MADRID–(BUSINESS WIRE)–Club de Madrid, the largest forum of former Presidents and Prime Ministers convened a high-level group of political leaders and policy experts to formulate recommendations to enhance the ability of democracy to function, to deliver and to be trusted in the face of emergencies such as COVID-19. Convened as the ‘Global Commission on Democracy and Emergencies’, the group launches its final report.

COVID-19 hit at a time of unease for democracy – a crisis of trust, a crisis of representation, populism, polarization, and mounting questions on democracy’s ability to meet the challenges of the 21st century. The pandemic galvanized those trends and brought the weaknesses of democratic institutions, administrations and leadership into the spotlight. With democracy indicators at historical lows, it is imperative for democracies to draw lessons from their COVID-19 experience to face future emergencies with a more effective and more democratic approach.

“Leaders have to trust citizens’ capacity to understand complex situations, and be transparent about the objectives and reasons of policy measures”, said Yves Leterme, former Prime Minister of Belgium and Club de Madrid Member in one of the Commission’s meetings.

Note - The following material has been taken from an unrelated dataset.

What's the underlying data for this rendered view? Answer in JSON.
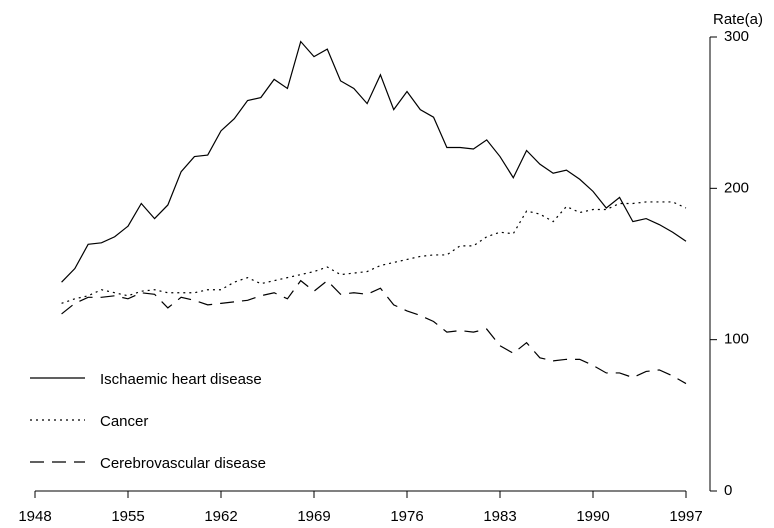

The Global Commission’s report presents a series of 20 recommendations, directed at government leaders, public institutions and civil society in all democratic countries. It puts forward concrete, feasible suggestions to strengthen democracies’ ability to keep their democratic institutions working in emergencies; to protect fundamental rights and the rule of law during emergency response; to deliver services, including emergency support services, inclusively to all citizens; and to respond to crises with the kind of leadership that preserves trust and gathers all of society around a shared commitment to democratic values and principles.

Every democracy is different, and every emergency is different. But strengthening democratic resilience to safeguard our shared values through this and future emergencies is a matter of shared responsibility.

To impulse such learning, Club de Madrid convened the Global Commission on Democracy and Emergencies, Chaired by former Prime Minister of Belgium Yves Leterme, with former Prime Minister of Senegal Aminata Touré and Secretary-General of International IDEA Kevin Casas-Zamora as vice-chairs, the effort brought together 16 commissioners for nine months of work sessions, consultations and deliberations. Three knowledge partners – International IDEA, Oxfam International, and Edelman – provided data, analysis and basic frameworks for their reflections.